A chegada das três irmãs estranhas do Rei maximiza a preocupação da Rainha com a beleza. É por causa delas que a Rainha começa a se envolver com a magia e assim aprende o jeito certo de chamar o Escravo no espelho. Quando isso acontece, seu tormento toma forma, pois a Rainha ritualisticamente começa a consultá-lo para se autoafirmar a mais bela de todas.
“Diga-me, espelho meu, existe alguém mais bela do que eu?”
A Rainha acreditava que o Escravo no espelho estava julgando sua aparência, mas na verdade a beleza que ele apontava era a de seu coração.
O conjunto de magia da Rainha envolvia um livro de feitiços. É interessante a sutil crítica que autora coloca. Naquela época as mulheres tinham apenas que ser belas, não cultas, por isso os livros eram considerados inimigos das mulheres de bem. O fato do livro de feitiços ser o catalizador do sofrimento da Rainha marca a mensagem machista de que quem precisa ter conhecimento é o homem.
Até o momento o espelho respondia que a Rainha era a mais bela, entretanto quando ela começou a ser tomada pela inveja da beleza de Verona e da Branca de Neve, o espelho muda sua resposta. A Rainha chega a mandar Verona para fora do reino para não ser ameaçada por sua beleza. Nessa época, ela ainda sustentava um pouco de autocontrole, por isso preferiu esse método a matar a mulher que considerava irmã.
Mais tarde, seu coração vai ficando sombrio e ela sucumbe ao tormento de ser sempre a mais bela de todas. Com isso Branca de Neve vai crescendo e assume o título de mais bela, o que enfurece a Rainha a tal ponto, que ela exige ao Caçador a morte da filha.
Como já sabemos, o plano falha, então ela mesma se incumbe da tarefa. A Rainha se transforma em uma velha horrorosa e leva uma maçã envenenada para Branca de Neve, que a come e dorme para sempre. Quando a Rainha vê seu plano ser desfeito pelo beijo do Príncipe, ela foge dos anões e chega a uma encruzilhada. As três irmãs falam com ela que se ela voltar para floresta pode ser salva, pois elas têm como influenciar a natureza, mas se for pela colina, sua morte será certa.
A Rainha escolhe ir para colina como punição pelos crimes que cometeu e porque está tão atormentada para ser sempre a mais bela de todas que não consegue mais ver alternativa para voltar a ser aquela meiga mulher de antes.

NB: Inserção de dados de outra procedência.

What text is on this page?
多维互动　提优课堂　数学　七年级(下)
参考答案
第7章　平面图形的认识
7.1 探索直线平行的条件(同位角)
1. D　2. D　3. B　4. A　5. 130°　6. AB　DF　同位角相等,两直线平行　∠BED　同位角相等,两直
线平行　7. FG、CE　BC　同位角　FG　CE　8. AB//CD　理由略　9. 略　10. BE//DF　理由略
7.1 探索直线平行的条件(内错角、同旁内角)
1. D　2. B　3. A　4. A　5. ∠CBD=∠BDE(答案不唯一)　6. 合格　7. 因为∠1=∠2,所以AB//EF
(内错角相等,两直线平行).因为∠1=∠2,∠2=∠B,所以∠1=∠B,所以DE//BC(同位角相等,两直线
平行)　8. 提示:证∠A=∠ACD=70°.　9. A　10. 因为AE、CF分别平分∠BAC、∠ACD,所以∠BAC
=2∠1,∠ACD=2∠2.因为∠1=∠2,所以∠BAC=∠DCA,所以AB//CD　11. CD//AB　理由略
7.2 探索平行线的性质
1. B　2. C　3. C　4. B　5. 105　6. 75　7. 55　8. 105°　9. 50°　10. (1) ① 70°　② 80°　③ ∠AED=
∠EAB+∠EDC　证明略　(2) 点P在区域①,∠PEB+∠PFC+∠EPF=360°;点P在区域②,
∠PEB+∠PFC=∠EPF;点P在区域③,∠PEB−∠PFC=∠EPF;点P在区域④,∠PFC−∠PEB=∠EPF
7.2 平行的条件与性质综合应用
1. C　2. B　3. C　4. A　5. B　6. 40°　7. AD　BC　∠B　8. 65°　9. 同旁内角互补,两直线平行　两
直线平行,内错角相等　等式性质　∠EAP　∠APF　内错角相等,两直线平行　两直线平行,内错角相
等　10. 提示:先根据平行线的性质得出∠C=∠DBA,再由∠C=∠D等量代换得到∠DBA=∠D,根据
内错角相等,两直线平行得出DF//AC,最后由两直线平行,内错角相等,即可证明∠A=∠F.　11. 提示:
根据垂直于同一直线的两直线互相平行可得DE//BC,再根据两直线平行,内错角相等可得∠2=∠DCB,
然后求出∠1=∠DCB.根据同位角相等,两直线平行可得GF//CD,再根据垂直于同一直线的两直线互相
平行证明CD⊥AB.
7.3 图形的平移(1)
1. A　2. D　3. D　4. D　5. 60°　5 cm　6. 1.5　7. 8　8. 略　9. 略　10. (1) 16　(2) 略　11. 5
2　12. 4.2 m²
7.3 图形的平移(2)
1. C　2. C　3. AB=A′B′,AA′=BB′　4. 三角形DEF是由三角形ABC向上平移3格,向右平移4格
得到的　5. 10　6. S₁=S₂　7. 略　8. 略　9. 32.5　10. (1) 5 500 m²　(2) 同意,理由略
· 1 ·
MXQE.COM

Com toda a sensibilidade poética que um livro de contos de fadas precisa ter, Serena consegue tecer a história com palavras cuidadosamente escolhidas. A sensação de estar vivendo um conto de fadas é tão grande que parece que você nem está lendo. Esse é um ponto superpositivo do livro.
A capa com a metade do rosto belo da Rainha e a contracapa com a outra metade velha é a marca registrada da série escrita por Serena e envelopa bem esta história de um universo tão conhecido que é o mundo encantado Disney. Entretanto a diagramação podia ter sido melhor trabalhada. Estamos com um livro de conto de fadas em mãos, seria maravilhoso se ele tivesse aquela aparência como nos desenhos da Disney. No entanto, a diagramação não é algo que atrapalhe. Ela supre às necessidades de uma leitura confortável.